After the invasion of neutral Iran by Allied forces in 1941 he joined the board of Agricultural Bank setup to provide financial assistance for development and modernisation of agriculture in Iran. Assistance was given to farmers to buy tractors and machinery in an effort to mechanise agriculture. He was responsible for construction of the Bank headquarters, the first 10 storey building in Iran designed by built entirely by Iranian engineers and builders.
One of the first ceremonies of Land Reform in Iran from the right: Minister of Agriculture
Arsanjani, Assadollah Alam, Mohammad Reza Shah Pahlavi, Ali Amini Prime Minister, Hamid Hakimi
He was also given the task of managing crown's agricultural properties by Mohammad Reza Shah Pahlavi (alternative biography and album) . The Shah was impressed by his work and appointed him as the Permanent Undersecretary for Department of Agriculture where he initiated the plan for land reform referred to earlier in the family's brief history one of the main reforms introduced by the Shah under his programme of reform called the White Revolution. The project was seen to completion later by Dr Arsanjani.
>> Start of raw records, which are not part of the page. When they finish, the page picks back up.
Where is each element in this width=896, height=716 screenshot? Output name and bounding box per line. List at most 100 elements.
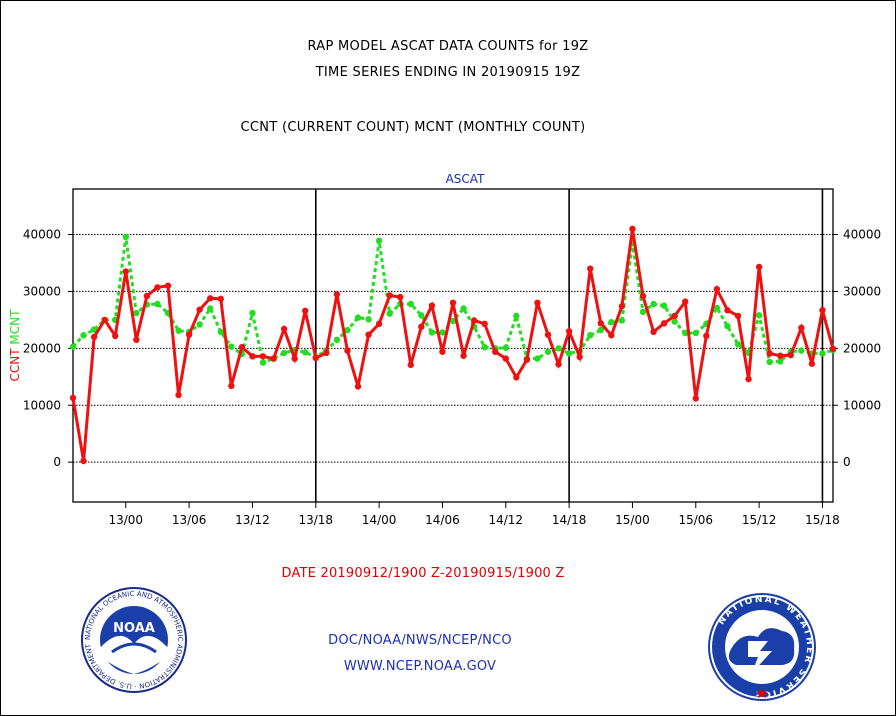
point-mcnt [534,355,541,362]
point-ccnt [333,291,341,298]
point-ccnt [428,302,436,309]
point-mcnt [481,344,488,351]
point-ccnt [492,348,499,355]
point-ccnt [101,316,108,324]
y-axis-label: CCNT MCNT [8,309,22,382]
point-ccnt [439,348,446,355]
y-tick-label: 10000 [23,398,61,412]
point-ccnt [734,312,742,320]
point-ccnt [418,323,425,330]
point-ccnt [122,268,129,275]
point-mcnt [449,317,457,325]
point-ccnt [143,292,151,300]
point-ccnt [597,320,604,327]
point-ccnt [69,394,77,402]
point-mcnt [228,343,235,350]
point-ccnt [513,374,520,381]
x-tick-label: 14/18 [552,513,587,527]
point-mcnt [713,304,721,312]
x-tick-label: 15/18 [805,513,840,527]
y-tick-label: 30000 [23,284,61,298]
point-ccnt [207,295,214,302]
chart-title-line2: TIME SERIES ENDING IN 20190915 19Z [315,65,581,80]
y-tick-label: 40000 [23,228,61,242]
point-ccnt [80,457,87,465]
point-ccnt [650,328,657,336]
point-ccnt [481,320,488,328]
point-ccnt [228,382,235,390]
point-mcnt [418,312,425,319]
point-ccnt [344,347,351,354]
point-ccnt [449,299,457,307]
x-tick-label: 13/00 [108,513,143,527]
point-ccnt [629,225,636,233]
point-ccnt [766,350,773,357]
point-ccnt [829,345,837,353]
point-mcnt [618,317,626,324]
point-mcnt [249,309,256,317]
website-link[interactable]: WWW.NCEP.NOAA.GOV [343,659,497,674]
point-ccnt [470,317,478,324]
point-ccnt [534,299,541,307]
point-ccnt [280,325,288,333]
point-ccnt [354,383,362,390]
point-ccnt [238,344,246,351]
point-ccnt [302,307,309,314]
point-mcnt [608,318,615,326]
point-mcnt [217,328,224,336]
point-ccnt [660,320,668,327]
point-ccnt [154,284,161,291]
point-mcnt [502,344,509,351]
point-ccnt [217,295,224,303]
point-ccnt [808,360,816,367]
point-mcnt [639,308,647,316]
point-ccnt [755,263,763,271]
point-ccnt [523,356,531,363]
point-ccnt [798,324,805,332]
point-ccnt [544,331,552,338]
x-tick-label: 14/06 [425,513,460,527]
point-mcnt [80,332,87,339]
point-ccnt [185,331,193,338]
series-line-ccnt [71,228,835,462]
point-ccnt [375,320,383,328]
point-ccnt [608,332,615,339]
point-mcnt [439,329,446,336]
point-mcnt [302,349,309,356]
x-tick-label: 15/06 [678,513,713,527]
y-tick-label-right: 30000 [843,284,881,298]
point-ccnt [175,391,182,399]
point-ccnt [407,361,414,369]
point-ccnt [682,298,689,305]
point-ccnt [112,332,119,340]
point-ccnt [671,312,678,320]
point-mcnt [386,310,393,317]
panel-title: ASCAT [446,172,485,186]
point-ccnt [323,349,330,357]
point-mcnt [344,326,351,334]
point-mcnt [207,305,214,312]
chart-title-line1: RAP MODEL ASCAT DATA COUNTS for 19Z [307,39,589,54]
y-tick-label: 20000 [23,341,61,355]
point-ccnt [777,352,784,359]
y-axis-label-ccnt: CCNT [8,348,22,382]
point-mcnt [555,345,562,352]
point-ccnt [249,353,256,360]
x-tick-label: 13/18 [298,513,333,527]
point-mcnt [196,321,203,328]
point-ccnt [291,355,298,362]
point-mcnt [259,359,267,366]
x-tick-label: 15/00 [615,513,650,527]
y-tick-label-right: 20000 [843,341,881,355]
point-mcnt [544,348,552,355]
point-ccnt [724,307,731,314]
point-ccnt [365,331,372,338]
point-mcnt [428,329,436,336]
point-ccnt [692,395,699,402]
point-mcnt [122,233,129,241]
point-ccnt [555,361,562,368]
point-mcnt [407,300,414,308]
point-mcnt [354,314,362,321]
point-ccnt [312,354,319,362]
The ministry building in Elizabeh Boulevard in Teheran is again one of Abdol-Hamid's projects.
Adbdol-Hamid has six children from two marriages to Nossrat Taslimi-Moghaddam and Homa Tavakoli. His eldest daughter Farzaneh died before him and his other children are Hashem, Parvaneh, Fataneh, Maryam and Majid. Abdol-Hamid spend his last years in Geneva with his children Majid and Maryam, but returned to Iran and passed away there on 3rd of Septmeber 1997.